Causal pathways linking diet, nutrition and cardiometabolic diseases
Approved Research ID: 77447
Approval date: January 26th 2022
Cardiovascular diseases (CVD), such as strokes and heart attacks, cause millions of deaths every year across the world. Factors such as high blood pressure, high blood sugar, high body weight and smoking can increase CVD risk. Therefore, treating these risk factors could reduce CVD disease and death. Individual risk factors for CVD often influence each other. For example, obesity is associated with increased blood pressure, reduced response to insulin and disrupted cholesterol, all of which contribute to CVD risk.
Diet can influence several risk factors for CVD, as such, it can be a very cost-effective tool for CVD prevention and treatment. Similar to other factors related to CVD, nutrients consumed as a part of individual's diets interact among themselves and also with different processes in the body that contribute to CVD risk. For example, consumption of diets that are rich in fibre can have a beneficial impact on blood glucose and cholesterol levels. Understanding which nutrients or particular diets are the cause of changes observed in CVD risk is essential to inform guidelines and practices in CVD prevention and management and therefore have important public health value.

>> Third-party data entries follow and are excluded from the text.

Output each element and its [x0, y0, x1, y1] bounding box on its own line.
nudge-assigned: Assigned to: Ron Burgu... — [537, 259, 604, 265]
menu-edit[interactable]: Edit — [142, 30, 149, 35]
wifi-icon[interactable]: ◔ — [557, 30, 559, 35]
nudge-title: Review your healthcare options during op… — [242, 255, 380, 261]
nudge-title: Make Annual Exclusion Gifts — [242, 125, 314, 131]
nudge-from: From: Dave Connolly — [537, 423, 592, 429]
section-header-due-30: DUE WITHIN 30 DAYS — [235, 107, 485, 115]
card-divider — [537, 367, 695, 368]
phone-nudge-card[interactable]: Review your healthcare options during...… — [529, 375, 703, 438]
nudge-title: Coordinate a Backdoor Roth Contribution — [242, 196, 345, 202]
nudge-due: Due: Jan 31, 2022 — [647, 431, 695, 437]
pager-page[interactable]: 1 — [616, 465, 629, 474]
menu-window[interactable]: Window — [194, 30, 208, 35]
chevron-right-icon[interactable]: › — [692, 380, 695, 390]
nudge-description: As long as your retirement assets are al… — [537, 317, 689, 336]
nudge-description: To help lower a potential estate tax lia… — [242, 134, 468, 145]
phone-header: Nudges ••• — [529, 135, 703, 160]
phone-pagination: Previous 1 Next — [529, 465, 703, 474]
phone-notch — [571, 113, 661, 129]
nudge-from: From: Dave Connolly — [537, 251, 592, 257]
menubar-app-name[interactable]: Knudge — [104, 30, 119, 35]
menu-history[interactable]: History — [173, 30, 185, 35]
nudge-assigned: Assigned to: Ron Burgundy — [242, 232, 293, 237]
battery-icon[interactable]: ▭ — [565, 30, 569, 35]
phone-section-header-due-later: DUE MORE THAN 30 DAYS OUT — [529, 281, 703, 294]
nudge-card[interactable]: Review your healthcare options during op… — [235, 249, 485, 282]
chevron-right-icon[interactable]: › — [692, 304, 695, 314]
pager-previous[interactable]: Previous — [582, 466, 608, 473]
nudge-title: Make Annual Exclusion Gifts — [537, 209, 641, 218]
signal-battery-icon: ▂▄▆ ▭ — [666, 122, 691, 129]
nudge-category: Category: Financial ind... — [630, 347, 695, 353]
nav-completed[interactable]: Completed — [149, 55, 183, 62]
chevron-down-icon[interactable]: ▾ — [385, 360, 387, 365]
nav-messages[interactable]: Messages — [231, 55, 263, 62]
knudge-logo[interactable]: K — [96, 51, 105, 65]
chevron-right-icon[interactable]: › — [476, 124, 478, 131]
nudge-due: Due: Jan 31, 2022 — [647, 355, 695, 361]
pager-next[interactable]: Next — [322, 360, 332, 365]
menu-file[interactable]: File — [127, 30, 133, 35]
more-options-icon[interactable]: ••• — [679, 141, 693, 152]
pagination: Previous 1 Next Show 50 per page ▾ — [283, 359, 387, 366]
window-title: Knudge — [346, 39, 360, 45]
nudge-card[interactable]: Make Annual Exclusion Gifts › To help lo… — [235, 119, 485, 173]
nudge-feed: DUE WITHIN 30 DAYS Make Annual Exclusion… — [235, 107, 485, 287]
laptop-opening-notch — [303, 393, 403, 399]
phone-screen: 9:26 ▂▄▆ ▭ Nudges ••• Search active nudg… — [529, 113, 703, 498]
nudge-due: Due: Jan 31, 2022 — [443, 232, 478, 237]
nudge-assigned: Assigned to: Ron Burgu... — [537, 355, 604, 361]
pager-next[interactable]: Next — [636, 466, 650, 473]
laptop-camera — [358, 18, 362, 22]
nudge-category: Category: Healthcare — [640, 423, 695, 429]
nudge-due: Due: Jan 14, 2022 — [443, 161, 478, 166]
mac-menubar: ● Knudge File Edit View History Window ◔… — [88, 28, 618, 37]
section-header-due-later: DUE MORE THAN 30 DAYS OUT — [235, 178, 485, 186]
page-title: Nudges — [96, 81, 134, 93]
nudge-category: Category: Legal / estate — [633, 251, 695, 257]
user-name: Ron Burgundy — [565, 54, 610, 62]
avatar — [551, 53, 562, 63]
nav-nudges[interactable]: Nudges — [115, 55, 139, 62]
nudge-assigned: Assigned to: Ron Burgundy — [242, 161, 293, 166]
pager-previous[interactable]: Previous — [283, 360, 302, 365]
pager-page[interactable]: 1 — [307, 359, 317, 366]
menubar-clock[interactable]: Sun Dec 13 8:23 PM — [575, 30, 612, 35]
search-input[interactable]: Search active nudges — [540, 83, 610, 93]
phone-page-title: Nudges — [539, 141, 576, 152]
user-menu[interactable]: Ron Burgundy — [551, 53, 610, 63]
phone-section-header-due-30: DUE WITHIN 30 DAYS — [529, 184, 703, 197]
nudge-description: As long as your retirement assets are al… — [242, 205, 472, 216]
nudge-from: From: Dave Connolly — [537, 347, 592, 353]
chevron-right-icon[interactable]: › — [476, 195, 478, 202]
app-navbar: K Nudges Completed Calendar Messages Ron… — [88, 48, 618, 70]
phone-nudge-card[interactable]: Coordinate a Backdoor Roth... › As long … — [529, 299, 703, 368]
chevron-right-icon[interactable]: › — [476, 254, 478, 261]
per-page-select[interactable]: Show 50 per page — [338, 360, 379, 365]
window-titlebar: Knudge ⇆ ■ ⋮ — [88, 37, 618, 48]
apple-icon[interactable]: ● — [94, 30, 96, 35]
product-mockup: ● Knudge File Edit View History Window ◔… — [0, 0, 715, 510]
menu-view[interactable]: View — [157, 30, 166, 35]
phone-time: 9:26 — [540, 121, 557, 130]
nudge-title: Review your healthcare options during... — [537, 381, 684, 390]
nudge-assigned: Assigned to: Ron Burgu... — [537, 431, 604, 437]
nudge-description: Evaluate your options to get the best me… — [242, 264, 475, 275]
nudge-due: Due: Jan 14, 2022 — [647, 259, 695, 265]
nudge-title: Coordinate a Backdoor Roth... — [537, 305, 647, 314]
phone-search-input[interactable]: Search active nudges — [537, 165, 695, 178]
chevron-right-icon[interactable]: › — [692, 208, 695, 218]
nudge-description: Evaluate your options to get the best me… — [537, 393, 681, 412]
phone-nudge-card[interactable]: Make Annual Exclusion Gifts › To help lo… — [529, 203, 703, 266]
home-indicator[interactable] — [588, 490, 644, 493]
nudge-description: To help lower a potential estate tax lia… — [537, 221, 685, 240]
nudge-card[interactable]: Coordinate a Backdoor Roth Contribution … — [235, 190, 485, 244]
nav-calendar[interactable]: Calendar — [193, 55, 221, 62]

Establishing whether particular diets or nutrients are the cause of CVD would traditionally require researchers to randomly assign individuals to particular types of diets however, this is not always feasible or practical in nutrition research, particularly in the CVD domain. For instance, it can take several years before CVD outcomes can be directly measured. Observing the occurrence of CVD among a group of individuals is an alternative strategy but it also has some limitations. Using new ways to analyse observational information, using tools borrowed from the causal inference thinking, can help to address some of these limitations. Therefore, the overall aim of this project is use tools from causal inference to disentangle the relative importance of particular dietary factors on CVD risk, but also the connections and pathways between nutrients and diets and CVD risk.